Jacqueline Ann Berrien (November 28, 1961 – November 9, 2015), often known as Jackie Berrien, was an American civil rights attorney and government official. From 2009 to 2014, Berrien served as chair of the Equal Employment Opportunity Commission (EEOC) under President Barack Obama. Prior to this, Berrien had served as Associate Director Counsel for the NAACP Legal Defense and Educational Fund (NAACP LDF).

==Early life and education==
Berrien was born on November 28, 1961, in Washington, D.C., where she was raised. Her mother, Ann Berrien, was a nurse who was a federal employee for three decades. Her father, Clifford Berrien, was a veteran of World War II who later worked for the Department of State to pay his college tuition. While a high school senior, Berrien became a clerk-typist for the federal government to afford to go to college.

Berrien attended Oberlin College, receiving a Harry S. Truman Scholarship in her junior year. While at Oberlin, Berrien would become close friends with future Representative Yvette Clarke, who spoke on her behalf during her Senate nomination. Berrien graduated from Oberlin with high honors in government in 1983 and would later serve as a trustee for the college.

Berrien would go on to attend Harvard Law School, graduating in 1986. At Harvard, Berrien was general editor of the Harvard Civil Rights-Civil Liberties Law Review. After graduating from law school, Berrien became a clerk for U. W. Clemon, the first African-American to serve as a District Court judge.

==Career==

=== Legal career ===
Berrien joined the NAACP Legal Defense Fund (NAACP LDF) as assistant counsel in 1994 with a focus on voting rights and school desegregation. Berrien also worked for the American Civil Liberties Union (ACLU) in the Women's Rights Project, as well as the Lawyers' Committee for Civil Rights Under Law.
As an academic, Berrien taught at Harvard Law School, her alma mater, and New York Law School.

From 2001 to 2004, Berrien was a program officer for the Ford Foundation, overseeing grants to often under-represented groups in the area of peace and justice.

=== Equal Employment Opportunity Commission (EEOC) ===
Berrien was selected by President Barack Obama to serve as chair of the Equal Employment Opportunity Commission in 2009. During her tenure, Berrien worked closely with the White House Equal Pay Enforcement Task Force to combat the gender pay gap. As chair of the EEOC, Berrien worked to implement workplace protections for pregnant workers.

During Berrien's tenure, the EEOC won $240 million in the EEOC v. Hill Country Farms case. This amounted to the largest award under the American with Disabilities Act (ADA) as well as the largest award in the agency's history at the time.
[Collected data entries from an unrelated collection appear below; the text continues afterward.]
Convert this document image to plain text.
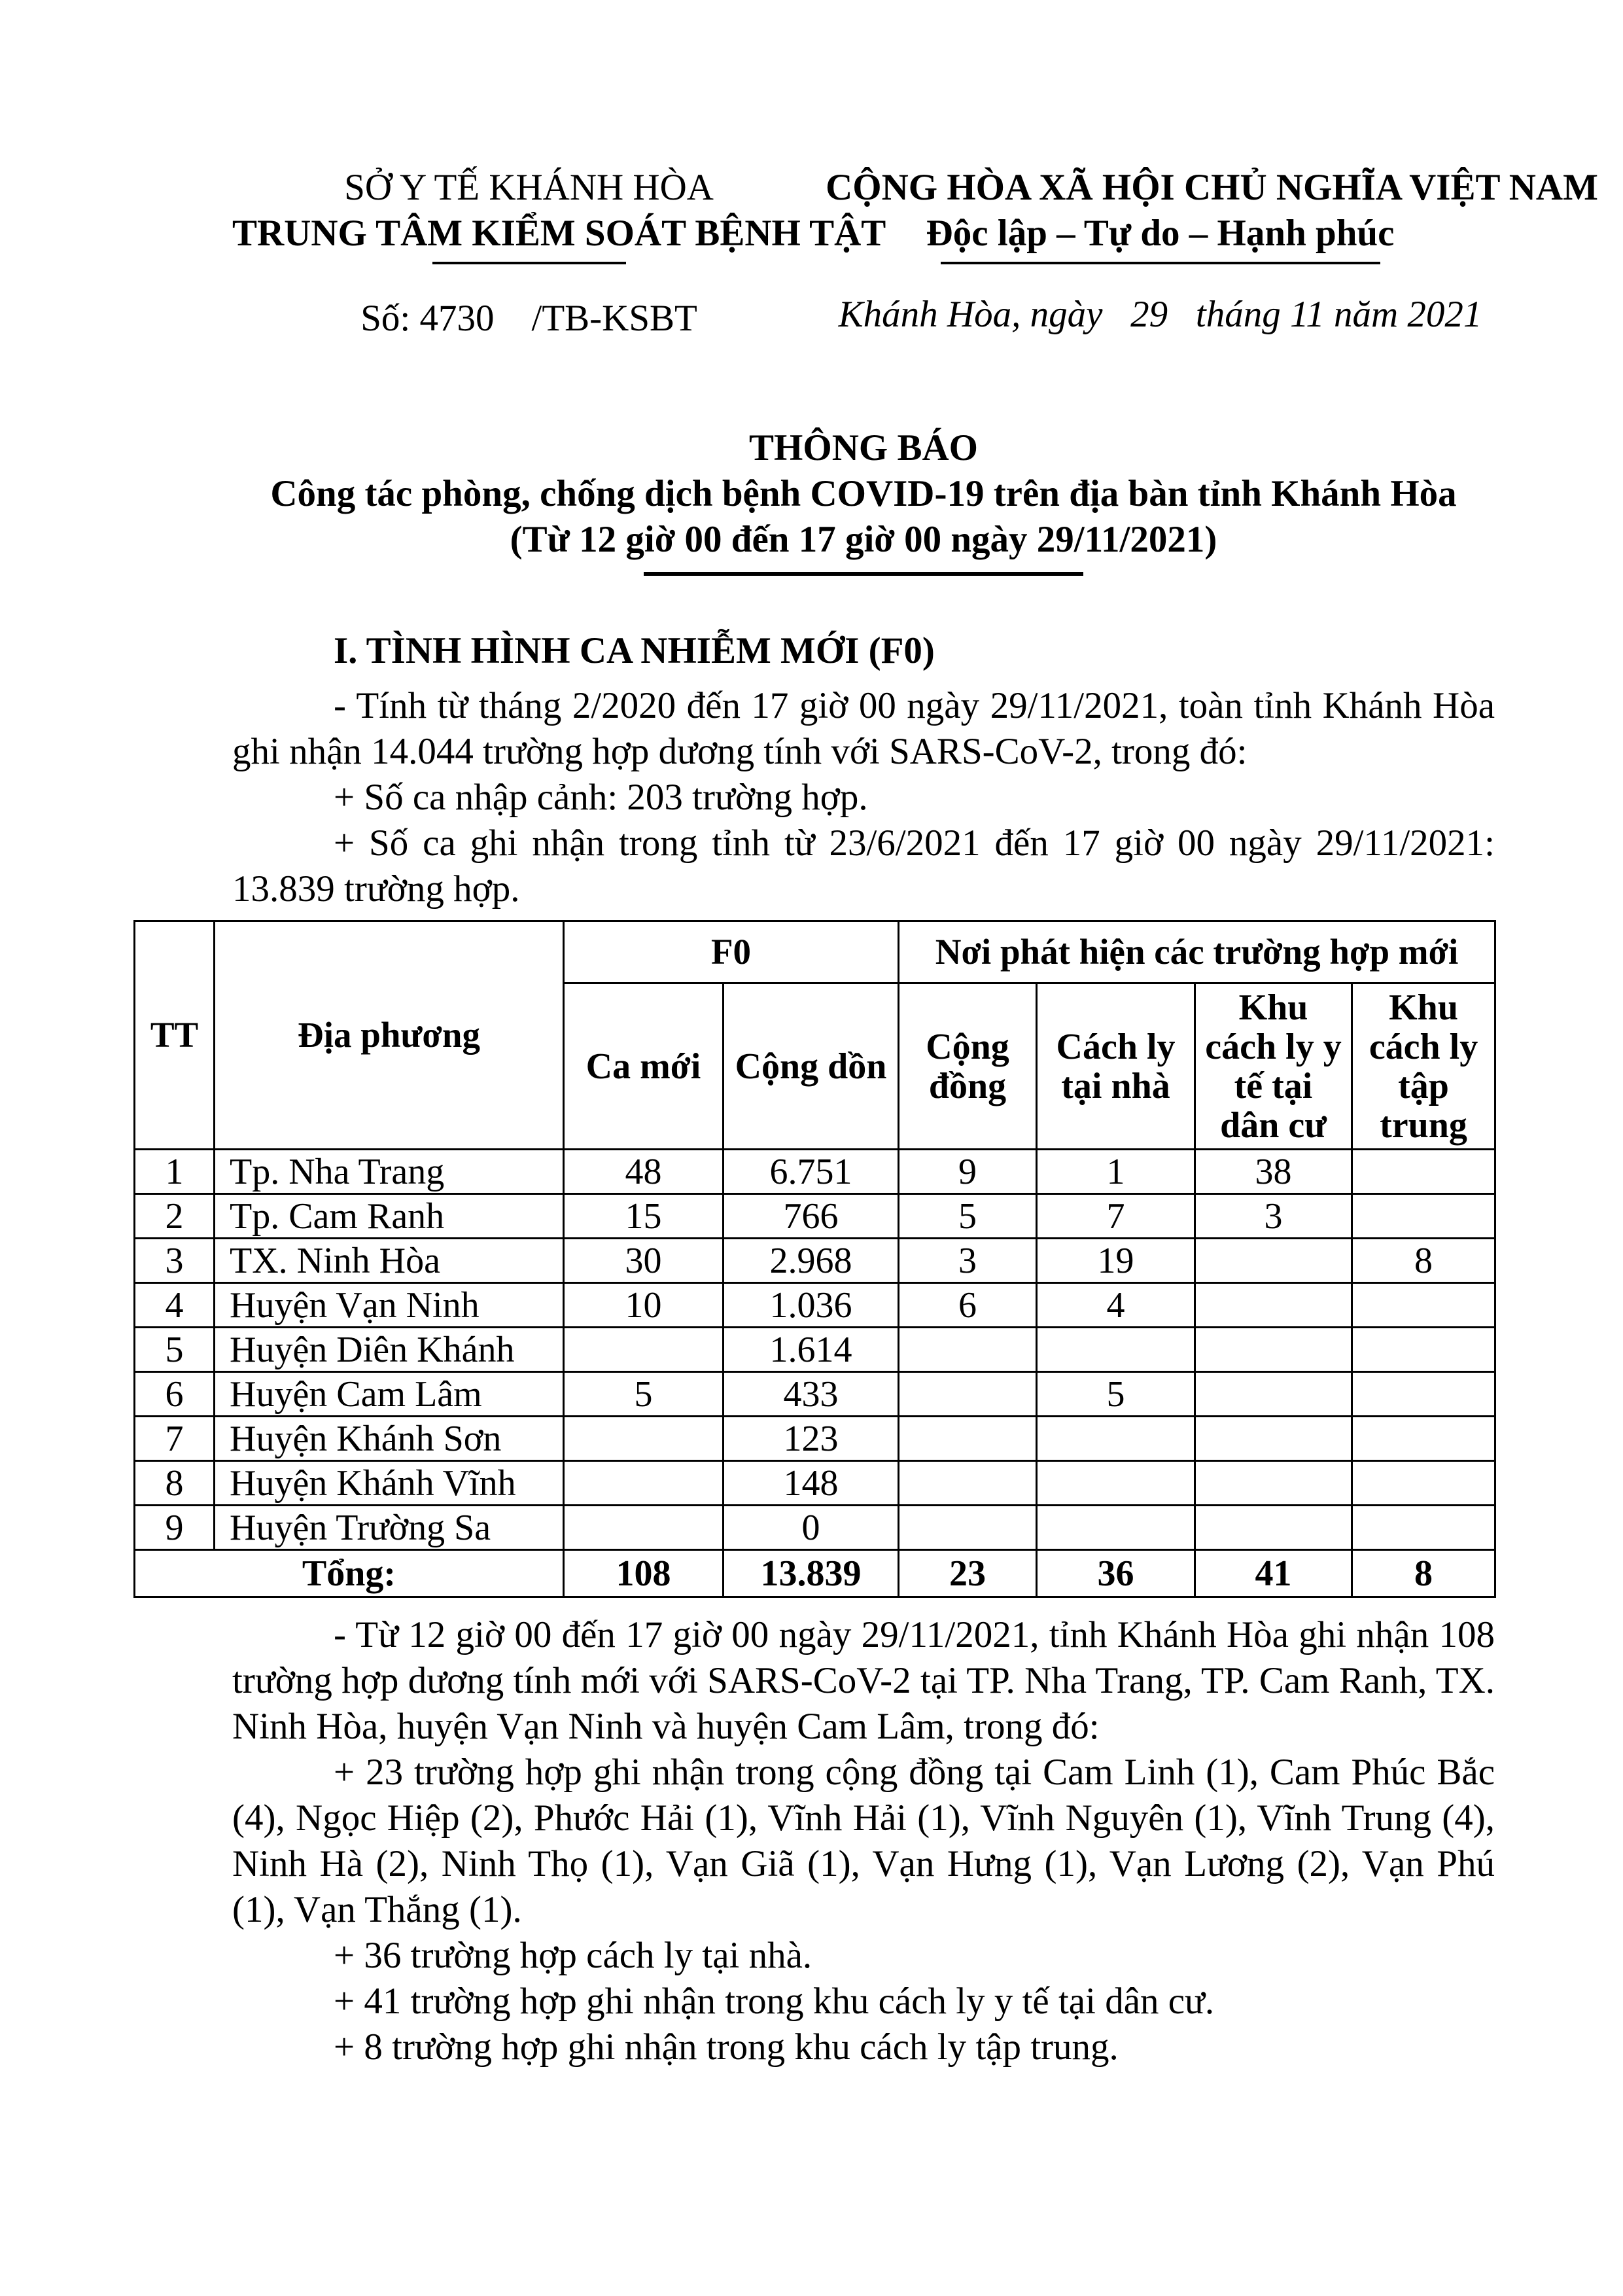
SỞ Y TẾ KHÁNH HÒA
TRUNG TÂM KIỂM SOÁT BỆNH TẬT
Số: 4730    /TB-KSBT
CỘNG HÒA XÃ HỘI CHỦ NGHĨA VIỆT NAM
Độc lập – Tự do – Hạnh phúc
Khánh Hòa, ngày   29   tháng 11 năm 2021
THÔNG BÁO
Công tác phòng, chống dịch bệnh COVID-19 trên địa bàn tỉnh Khánh Hòa
(Từ 12 giờ 00 đến 17 giờ 00 ngày 29/11/2021)

I. TÌNH HÌNH CA NHIỄM MỚI (F0)

- Tính từ tháng 2/2020 đến 17 giờ 00 ngày 29/11/2021, toàn tỉnh Khánh Hòa ghi nhận 14.044 trường hợp dương tính với SARS-CoV-2, trong đó:

+ Số ca nhập cảnh: 203 trường hợp.

+ Số ca ghi nhận trong tỉnh từ 23/6/2021 đến 17 giờ 00 ngày 29/11/2021: 13.839 trường hợp.

TT	Địa phương	F0		Nơi phát hiện các trường hợp mới			
		Ca mới	Cộng dồn	Cộng đồng	Cách ly tại nhà	Khu cách ly y tế tại dân cư	Khu cách ly tập trung
1	Tp. Nha Trang	48	6.751	9	1	38	
2	Tp. Cam Ranh	15	766	5	7	3	
3	TX. Ninh Hòa	30	2.968	3	19		8
4	Huyện Vạn Ninh	10	1.036	6	4		
5	Huyện Diên Khánh		1.614				
6	Huyện Cam Lâm	5	433		5		
7	Huyện Khánh Sơn		123				
8	Huyện Khánh Vĩnh		148				
9	Huyện Trường Sa		0				
Tổng:		108	13.839	23	36	41	8

- Từ 12 giờ 00 đến 17 giờ 00 ngày 29/11/2021, tỉnh Khánh Hòa ghi nhận 108 trường hợp dương tính mới với SARS-CoV-2 tại TP. Nha Trang, TP. Cam Ranh, TX. Ninh Hòa, huyện Vạn Ninh và huyện Cam Lâm, trong đó:

+ 23 trường hợp ghi nhận trong cộng đồng tại Cam Linh (1), Cam Phúc Bắc (4), Ngọc Hiệp (2), Phước Hải (1), Vĩnh Hải (1), Vĩnh Nguyên (1), Vĩnh Trung (4), Ninh Hà (2), Ninh Thọ (1), Vạn Giã (1), Vạn Hưng (1), Vạn Lương (2), Vạn Phú (1), Vạn Thắng (1).

+ 36 trường hợp cách ly tại nhà.

+ 41 trường hợp ghi nhận trong khu cách ly y tế tại dân cư.

+ 8 trường hợp ghi nhận trong khu cách ly tập trung.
In 2013, the EEOC under Berrien filed suit against BMW for racial discrimination in hiring at a facility in South Carolina. In 2014, Berrien was replaced as chair by Jenny R. Yang as a member of the commission by Charlotte Burrows.
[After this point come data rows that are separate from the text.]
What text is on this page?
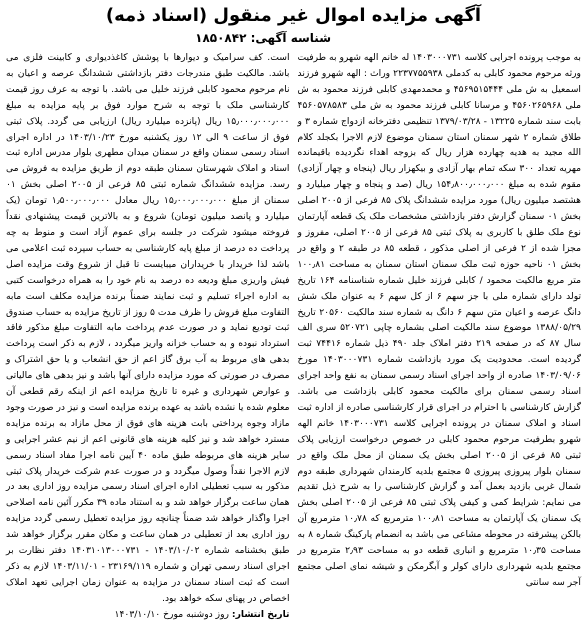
آگهی مزایده اموال غیر منقول (اسناد ذمه)
شناسه آگهی: ۱۸۵۰۸۴۲

به موجب پرونده اجرایی کلاسه ۱۴۰۳۰۰۰۷۳۱ له خانم الهه شهرو به طرفیت ورثه مرحوم محمود کابلی به کدملی ۲۲۳۷۷۵۵۹۳۸ وراث : الهه شهرو فرزند اسمعیل به ش ملی ۴۵۶۹۵۱۵۴۴۴ و محمدمهدی کابلی فرزند محمود به ش ملی ۴۵۶۰۲۶۵۹۶۸ و مرسانا کابلی فرزند محمود به ش ملی ۴۵۶۰۵۷۸۵۸۳ بابت سند شماره ۱۳۲۲۵ - ۱۳۷۹/۰۳/۲۸ تنظیمی دفترخانه ازدواج شماره ۳ و طلاق شماره ۲ شهر سمنان استان سمنان موضوع لازم الاجرا بکجلد کلام الله مجید به هدیه چهارده هزار ریال که بزوجه اهداء نگردیده باقیمانده مهریه تعداد ۳۰۰ سکه تمام بهار آزادی و بیکهزار ریال (پنجاه و چهار آزادی) مقوم شده به مبلغ ۱۵۴٫۸۰۰٫۰۰۰٫۰۰۰ ریال (صد و پنجاه و چهار میلیارد و هشتصد میلیون ریال) مورد مزایده ششدانگ پلاک ۸۵ فرعی از ۲۰۰۵ اصلی بخش ۰۱ سمنان گزارش دفتر بازداشتی مشخصات ملک یک قطعه آپارتمان نوع ملک طلق با کاربری به پلاک ثبتی ۸۵ فرعی از ۲۰۰۵ اصلی، مفروز و مجزا شده از ۲ فرعی از اصلی مذکور ، قطعه ۸۵ در طبقه ۲ و واقع در بخش ۰۱ ناحیه حوزه ثبت ملک سمنان استان سمنان به مساحت ۱۰۰٫۸۱ متر مربع مالکیت محمود / کابلی فرزند خلیل شماره شناسنامه ۱۶۴ تاریخ تولد دارای شماره ملی با جز سهم ۶ از کل سهم ۶ به عنوان ملک شش دانگ عرصه و اعیان متن سهم ۶ دانگ به شماره سند مالکیت ۲۰۵۶۰ تاریخ ۱۳۸۸/۰۵/۲۹ موضوع سند مالکیت اصلی بشماره چاپی ۵۲۰۷۲۱ سری الف سال ۸۷ که در صفحه ۲۱۹ دفتر املاک جلد ۴۹۰ ذیل شماره ۷۴۴۱۶ ثبت گردیده است. محدودیت یک مورد بازداشت شماره ۱۴۰۳۰۰۰۷۳۱ مورخ ۱۴۰۳/۰۹/۰۶ صادره از واحد اجرای اسناد رسمی سمنان به نفع واحد اجرای اسناد رسمی سمنان برای مالکیت محمود کابلی بازداشت می باشد. گزارش کارشناسی با احترام در اجرای قرار کارشناسی صادره از اداره ثبت اسناد و املاک سمنان در پرونده اجرایی کلاسه ۱۴۰۳۰۰۰۷۳۱ خانم الهه شهرو بطرفیت مرحوم محمود کابلی در خصوص درخواست ارزیابی پلاک ثبتی ۸۵ فرعی از ۲۰۰۵ اصلی بخش یک سمنان از محل ملک واقع در سمنان بلوار پیروزی پیروزی ۵ مجتمع بلدیه کارمندان شهرداری طبقه دوم شمال غربی بازدید بعمل آمد و گزارش کارشناسی را به شرح ذیل تقدیم می نمایم: شرایط کمی و کیفی پلاک ثبتی ۸۵ فرعی از ۲۰۰۵ اصلی بخش یک سمنان یک آپارتمان به مساحت ۱۰۰٫۸۱ مترمربع که ۱۰٫۷۸ مترمربع آن بالکن پیشرفته در محوطه مشاعی می باشد به انضمام پارکینگ شماره ۸ به مساحت ۱۰٫۳۵ مترمربع و انباری قطعه دو به مساحت ۲٫۹۳ مترمربع در مجتمع بلدیه شهرداری دارای کولر و آبگرمکن و شیشه نمای اصلی مجتمع آجر سه سانتی

است. کف سرامیک و دیوارها با پوشش کاغذدیواری و کابینت فلزی می باشد. مالکیت طبق مندرجات دفتر بازداشتی ششدانگ عرصه و اعیان به نام مرحوم محمود کابلی فرزند خلیل می باشد. با توجه به عرف روز قیمت کارشناسی ملک با توجه به شرح موارد فوق بر پایه مزایده به مبلغ ۱۵٫۰۰۰٫۰۰۰٫۰۰۰ ریال (پانزده میلیارد ریال) ارزیابی می گردد. پلاک ثبتی فوق از ساعت ۹ الی ۱۲ روز یکشنبه مورخ ۱۴۰۳/۱۰/۲۳ در اداره اجرای اسناد رسمی سمنان واقع در سمنان میدان مطهری بلوار مدرس اداره ثبت اسناد و املاک شهرستان سمنان طبقه دوم از طریق مزایده به فروش می رسد. مزایده ششدانگ شماره ثبتی ۸۵ فرعی از ۲۰۰۵ اصلی بخش ۰۱ سمنان از مبلغ ۱۵٫۰۰۰٫۰۰۰٫۰۰۰ ریال معادل ۱٫۵۰۰٫۰۰۰٫۰۰۰ تومان (یک میلیارد و پانصد میلیون تومان) شروع و به بالاترین قیمت پیشنهادی نقداً فروخته میشود شرکت در جلسه برای عموم آزاد است و منوط به چه پرداخت ده درصد از مبلغ پایه کارشناسی به حساب سپرده ثبت اعلامی می باشد لذا خریدار با خریداران میبایست تا قبل از شروع وقت مزایده اصل فیش واریزی مبلغ ودیعه ده درصد به نام خود را به همراه درخواست کتبی به اداره اجراء تسلیم و ثبت نمایند ضمناً برنده مزایده مکلف است مابه التفاوت مبلغ فروش را ظرف مدت ۵ روز از تاریخ مزایده به حساب صندوق ثبت تودیع نماید و در صورت عدم پرداخت مابه التفاوت مبلغ مذکور فاقد استرداد نبوده و به حساب خزانه واریز میگردد ، لازم به ذکر است پرداخت بدهی های مربوط به آب برق گاز اعم از حق انشعاب و یا حق اشتراک و مصرف در صورتی که مورد مزایده دارای آنها باشد و نیز بدهی های مالیاتی و عوارض شهرداری و غیره تا تاریخ مزایده اعم از اینکه رقم قطعی آن معلوم شده یا نشده باشد به عهده برنده مزایده است و نیز در صورت وجود مازاد وجوه پرداختی بابت هزینه های فوق از محل مازاد به برنده مزایده مسترد خواهد شد و نیز کلیه هزینه های قانونی اعم از نیم عشر اجرایی و سایر هزینه های مربوطه طبق ماده ۴۰ آیین نامه اجرا مفاد اسناد رسمی لازم الاجرا نقداً وصول میگردد و در صورت عدم شرکت خریدار پلاک ثبتی مذکور به سبب تعطیلی اداره اجرای اسناد رسمی مزایده روز اداری بعد در همان ساعت برگزار خواهد شد و به استناد ماده ۳۹ مکرر آئین نامه اصلاحی اجرا واگذار خواهد شد ضمناً چنانچه روز مزایده تعطیل رسمی گردد مزایده روز اداری بعد از تعطیلی در همان ساعت و مکان مقرر برگزار خواهد شد طبق بخشنامه شماره ۱۴۰۳/۱۰/۰۲ - ۱۴۰۳۱۰۱۳۰۰۰۷۳۱ دفتر نظارت بر اجرای اسناد رسمی تهران و شماره ۲۳۱۶۹/۱۱۹ - ۱۴۰۳/۱۱/۰۱ لازم به ذکر است که ثبت اسناد سمنان در مزایده به عنوان زمان اجرایی تعهد املاک اخصاص در پهنای سکه خواهد بود.

تاریخ انتشار: روز دوشنبه مورخ ۱۴۰۳/۱۰/۱۰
==Personal life and legacy==
Berrien was married to Peter M. Williams, the NAACP's executive vice president for programs, for 28 years. She died of cancer in Baltimore on November 9, 2015. NAACP LDF president Sherrilyn Ifil, a close friend of Berrien, honored her dedication to civil rights, stating:"There are few people who embody the pillars of the civil rights struggle as Jacqueline Berrien did. The talent, dedication, and humility with which she carried out her efforts to enforce our country’s equal employment, voting rights, and access to education laws should serve as beacons for all who do this work".Following her death, President Obama released a public statement praising Berrien's life of advocacy, stating "she fought hard every day to make real our nation’s promise of equal opportunity for all". According to the New York Daily News, "hundreds of mourners packed Brooklyn's Emmanuel Baptist Church" to mourn Berrien, including Representative Yvette Clarke, her college friend. In 2021, almost six years after her death, a section of Decatur Street in Brooklyn was co-named Jacqueline Berrien Way in her honor.